The Web will be controlled by all nations via the global commons in conjunction with a specially constituted body such as the present ICAAN, devolving away from US control.

Many companies have tried to go against the evolutionary flow in the past and paid the price – including GM and Ford which continued to produce large gas-guzzling vehicles. They survived the low carbon/electric vehicle revolution only because of taxpayer largesse.

IBM was another that attempted to force the market to accept its large mainframes- against the trend towards small desktop computers and later the internet. IBM almost died but recovered just in time by embracing software and services, and now leveraging its Smart Planet Strategy.

Microsoft has until recently continued to promote desktop computing against the trend to internet and mobile computing and has been caught flat footed. It may survive as it belatedly adapts its office software to the Internet, but not in its previous dominant position.

Nokia was king of mobile phones but failed to see the shift to smarter phones and applications. It has now been forced to merge to survive, with a low likelihood of ever returning to its glory days.

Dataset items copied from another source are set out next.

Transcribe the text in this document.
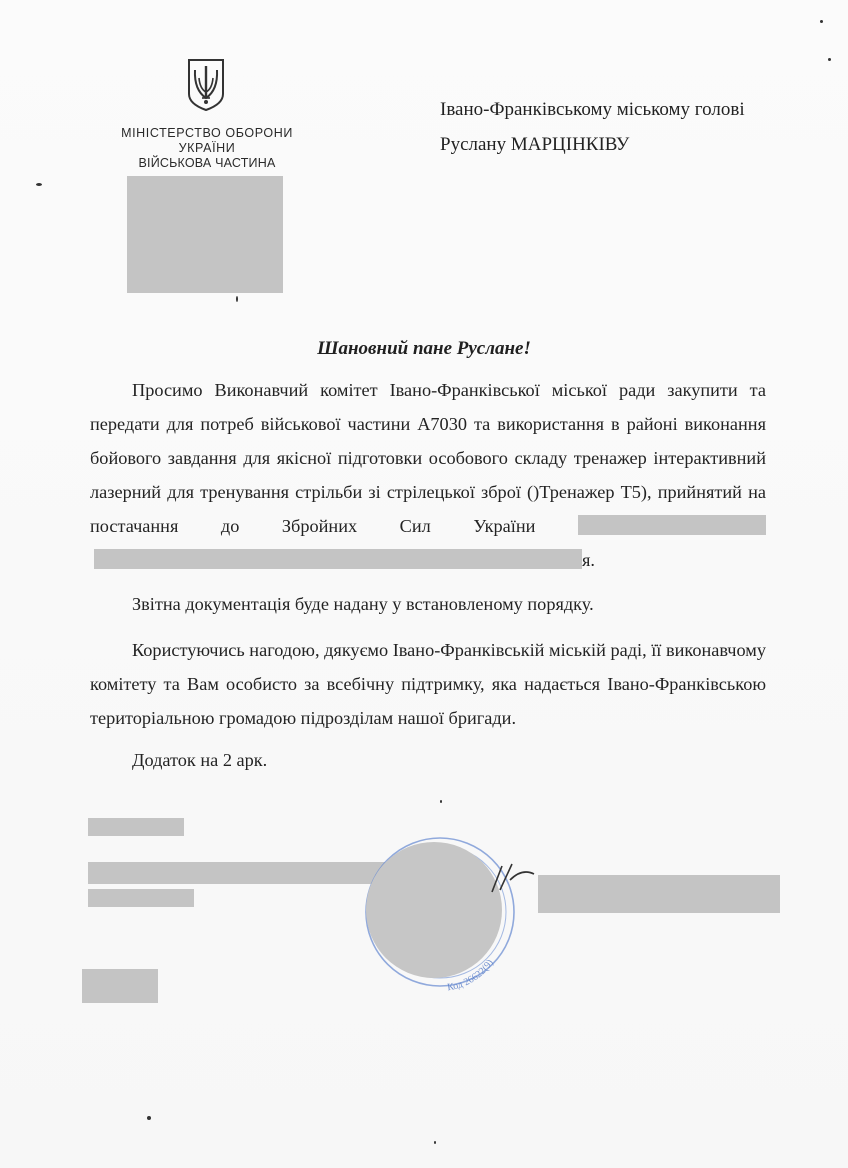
МІНІСТЕРСТВО ОБОРОНИ
УКРАЇНИ
ВІЙСЬКОВА ЧАСТИНА
Івано-Франківському міському голові
Руслану МАРЦІНКІВУ
Шановний пане Руслане!

Просимо Виконавчий комітет Івано-Франківської міської ради закупити та передати для потреб військової частини А7030 та використання в районі виконання бойового завдання для якісної підготовки особового складу тренажер інтерактивний лазерний для тренування стрільби зі стрілецької зброї ()Тренажер Т5), прийнятий на постачання до Збройних Сил України  я.

Звітна документація буде надану у встановленому порядку.

Користуючись нагодою, дякуємо Івано-Франківській міській раді, її виконавчому комітету та Вам особисто за всебічну підтримку, яка надається Івано-Франківською територіальною громадою підрозділам нашої бригади.

Додаток на 2 арк.

Код 26622(9)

Oracle, Apple and Facebook are busy building walled gardens. Although looking dominant today their longer term survival will also be in jeopardy if they continue their retro strategy against the flow.

The latest 'Smart Planet' paradigm, in which the infrastructure and processes of the planet- whether manufacturing, supply chains, electricity grids, water pipelines or traffic flows, are being re-engineered to optimise performance and achieve greener, more sustainable outcomes, will be the major driver for the enterprise of the future.

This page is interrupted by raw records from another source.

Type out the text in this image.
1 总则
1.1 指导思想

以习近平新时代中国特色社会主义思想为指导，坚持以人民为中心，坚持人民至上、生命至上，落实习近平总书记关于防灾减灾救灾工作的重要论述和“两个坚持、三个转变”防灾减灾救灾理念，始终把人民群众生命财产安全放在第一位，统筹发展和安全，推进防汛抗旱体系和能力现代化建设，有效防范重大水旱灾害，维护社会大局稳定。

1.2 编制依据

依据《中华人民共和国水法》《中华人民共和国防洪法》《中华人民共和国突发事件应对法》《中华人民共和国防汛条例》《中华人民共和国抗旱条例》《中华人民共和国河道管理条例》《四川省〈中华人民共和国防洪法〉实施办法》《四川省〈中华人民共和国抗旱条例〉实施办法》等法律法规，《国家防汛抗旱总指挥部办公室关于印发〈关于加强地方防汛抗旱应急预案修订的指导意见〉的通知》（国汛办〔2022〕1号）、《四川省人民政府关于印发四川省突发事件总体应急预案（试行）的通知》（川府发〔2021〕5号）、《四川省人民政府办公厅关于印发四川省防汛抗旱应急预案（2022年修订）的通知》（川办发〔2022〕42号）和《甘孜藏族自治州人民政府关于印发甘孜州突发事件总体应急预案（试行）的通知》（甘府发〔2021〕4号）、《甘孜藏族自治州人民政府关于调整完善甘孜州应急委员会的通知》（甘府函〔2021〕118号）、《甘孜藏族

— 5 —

The Smart Planet will also demand that decisions be made more rigorously, efficiently, adaptively and therefore largely autonomously, within a radically new networked architecture.

This will be a major disruptive paradigm for many traditional IT companies which will be forced to redesign their applications and services from the ground up. Those that are too slow will be overtaken by the new generation of nimble system developers, not weighed down by legacy systems. The larger software enterprises in particular will struggle to keep up with the constant flow of knowledge and innovation required to survive, after comfortably dominating their market segment for years, as the cycles of change get shorter and shorter.

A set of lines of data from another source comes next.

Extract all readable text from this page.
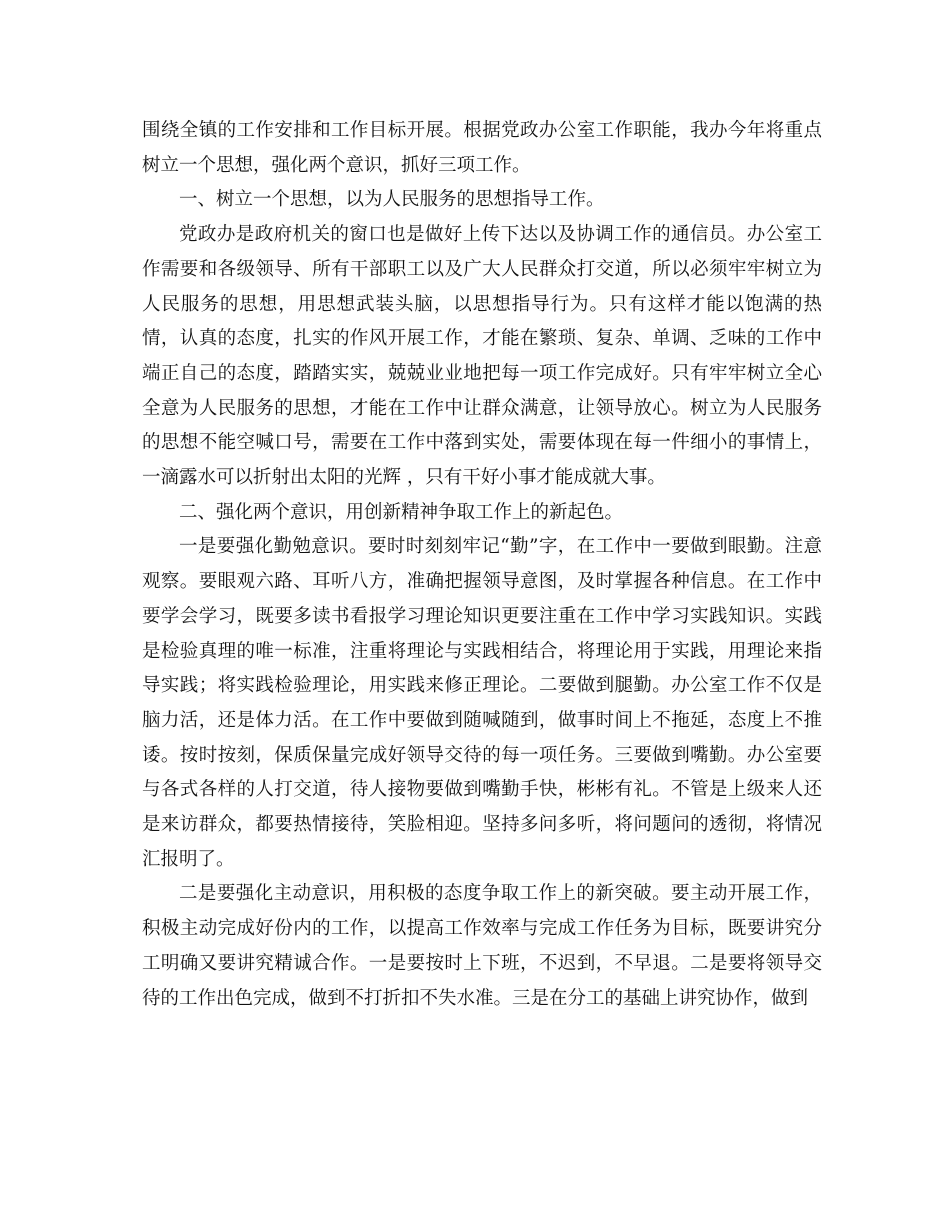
围绕全镇的工作安排和工作目标开展。根据党政办公室工作职能，我办今年将重点树立一个思想，强化两个意识，抓好三项工作。

一、树立一个思想，以为人民服务的思想指导工作。

党政办是政府机关的窗口也是做好上传下达以及协调工作的通信员。办公室工作需要和各级领导、所有干部职工以及广大人民群众打交道，所以必须牢牢树立为人民服务的思想，用思想武装头脑，以思想指导行为。只有这样才能以饱满的热情，认真的态度，扎实的作风开展工作，才能在繁琐、复杂、单调、乏味的工作中端正自己的态度，踏踏实实，兢兢业业地把每一项工作完成好。只有牢牢树立全心全意为人民服务的思想，才能在工作中让群众满意，让领导放心。树立为人民服务的思想不能空喊口号，需要在工作中落到实处，需要体现在每一件细小的事情上，一滴露水可以折射出太阳的光辉 ，只有干好小事才能成就大事。

二、强化两个意识，用创新精神争取工作上的新起色。

一是要强化勤勉意识。要时时刻刻牢记“勤”字，在工作中一要做到眼勤。注意观察。要眼观六路、耳听八方，准确把握领导意图，及时掌握各种信息。在工作中要学会学习，既要多读书看报学习理论知识更要注重在工作中学习实践知识。实践是检验真理的唯一标准，注重将理论与实践相结合，将理论用于实践，用理论来指导实践；将实践检验理论，用实践来修正理论。二要做到腿勤。办公室工作不仅是脑力活，还是体力活。在工作中要做到随喊随到，做事时间上不拖延，态度上不推诿。按时按刻，保质保量完成好领导交待的每一项任务。三要做到嘴勤。办公室要与各式各样的人打交道，待人接物要做到嘴勤手快，彬彬有礼。不管是上级来人还是来访群众，都要热情接待，笑脸相迎。坚持多问多听，将问题问的透彻，将情况汇报明了。

二是要强化主动意识，用积极的态度争取工作上的新突破。要主动开展工作，积极主动完成好份内的工作，以提高工作效率与完成工作任务为目标，既要讲究分工明确又要讲究精诚合作。一是要按时上下班，不迟到，不早退。二是要将领导交待的工作出色完成，做到不打折扣不失水准。三是在分工的基础上讲究协作，做到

The flow of information and knowledge according to physical principles will continue at an accelerating rate, but still many companies will try to continue to swim against the flow to their eventual cost.

Within two decades today’s Internet and Web itself will have split into many alternate distributed but connected network descendants, eventually criss-crossing the knowledge universe and supporting autonomously managed worlds with different processing efficiency and reliability requirements.

Software and system developers and suppliers will need to differentiate their products increasingly as focussed value-added services, targeted to specific enterprises and industries. Service applications will therefore be differentiated primarily by the level of value they contribute to the enterprise- not their generic capability.

Enterprises in turn will need to be very agile, not only because of the exponential rise in the diversity and volume of knowledge, but also its potential for interweaving and creating opportunities in countless applications. They will therefore need to keep acutely tuned to the signals from their environment to survive.

As the Knowledge Universe expands and complexifies as a network of networks, with the spread of information and knowledge according to the laws of physics, enterprises will have only one avenue of escape. That is to continually innovate to generate new knowledge in the form of new products and services before the next wave of science and technology innovation overtakes them; just as electric cars, digital photography and smart phones have already obliterated whole sectors of industry in the blink of an eye.

No enterprise can escape this remorseless race. Better to join it rather than putting up a wall which will inevitably crumble.

They will need to run very hard just to survive- just like the Red Queen.